RIO DE JANEIRO, BRAZIL – With the slow development of its own phase three clinical trial of a Covid-19 vaccine candidate, Indonesia said it has asked for data from Brazil, where a similar trial is progressing smoothly.
It expects to receive the safety and efficacy data on Chinese firm Sinovac Biotech’s CoronaVac by December 28th, and hopes to finally start rolling out its vaccination programme in January.
The phase three clinical trial is the final stage that a vaccine candidate must clear before it is given the go-ahead for use by the regulatory agency in a corresponding country.
BPOM, the Indonesian equivalent to US Food and Drug Administration, has requested the data through its Foreign Affairs Ministry, which then communicated with Brazil’s National Health Regulatory Agency and Sinovac, said a government official, who spoke on condition of anonymity.
“Within a matter of days after receiving the data, BPOM may issue its emergency use authorisation on the vaccine, when a thorough evaluation is done,” the official told The Straits Times.
Brazil carried out a strict clinical trial on Sinovac’s CoronaVac and started the trial earlier than Indonesia, the official added.
Dr Penny K. Lukito, BPOM’s head, has said that it is always ready to accommodate the choice of a vaccine so long as it has gone through the proper trials. “The clinical trials do not have to be done in Indonesia.
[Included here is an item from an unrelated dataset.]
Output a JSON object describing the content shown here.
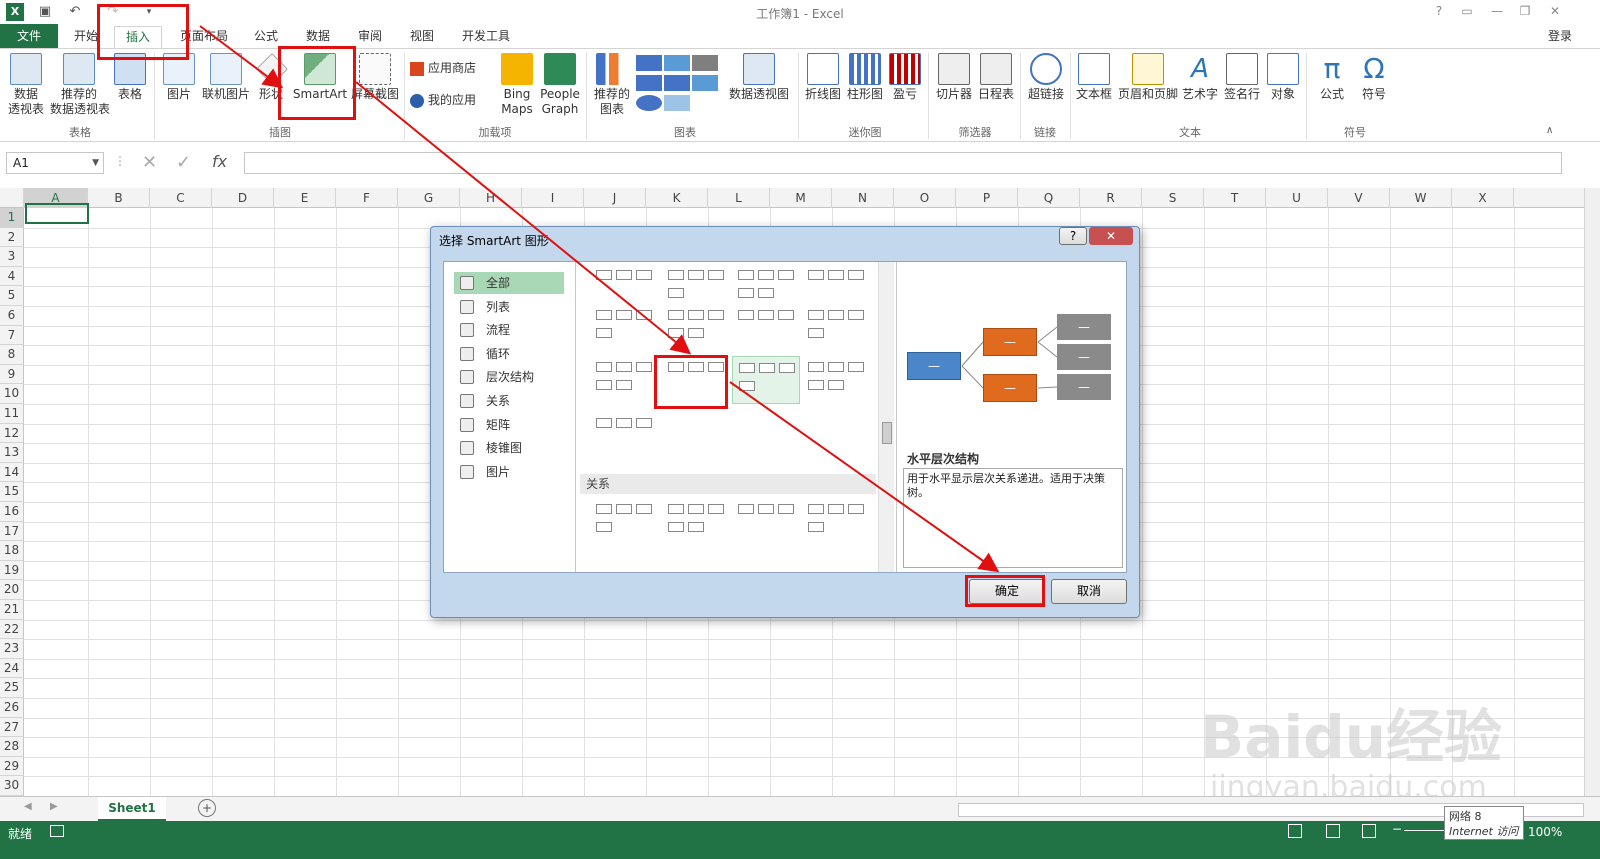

Data from the country the vaccines are from can be used as a basis for BPOM to evaluate and decide on emergency use approval,” she said on November 26th.
Indonesia has so far secured commitments for the shipment of 189 million vaccine doses from China’s Sinovac, Maryland-based Novavax and Covax, an international Covid-19 vaccine allocation platform co-led by the World Health Organisation.
Brazil, Indonesia, Singapore and Turkey are among the countries expected to use CoronaVac as part of their vaccination programme.
Indonesia, South-east Asia’s most populous country, plans to vaccinate 107.2 million people aged between 18 and 59, out of its population of 270 million. Those with per-existing medical conditions or deemed unfit will not be included in the programme.
It has also set aside a buffer of 15 per cent for its vaccine stockpile. At two doses each, it would thus need 247 million doses in its stockpile by next year.
State-run drugmaker Bio Farma and the University of Padjadjaran in West Java, which began conducting the trial in August, have been unable to come up with an interim analysis, a prerequisite before the independent food and drug agency BPOM can review the vaccine for approval for emergency use.
With only 1,600 volunteers in the trial and a lack of people who represent the risk groups, such as medical workers, there is a lower chance that the required number of volunteers would be exposed to infections.
To test the efficacy of the vaccine candidate under the university’s clinical trial, a minimum of 1.5 per cent of the 1,600 volunteers must have contracted the virus to then be monitored.
Brazil had recruited more than 9,000 volunteers – and roped in an ample number of medical worker volunteers – in its Sinovac vaccine candidate clinical trial and has thus been able to make better progress.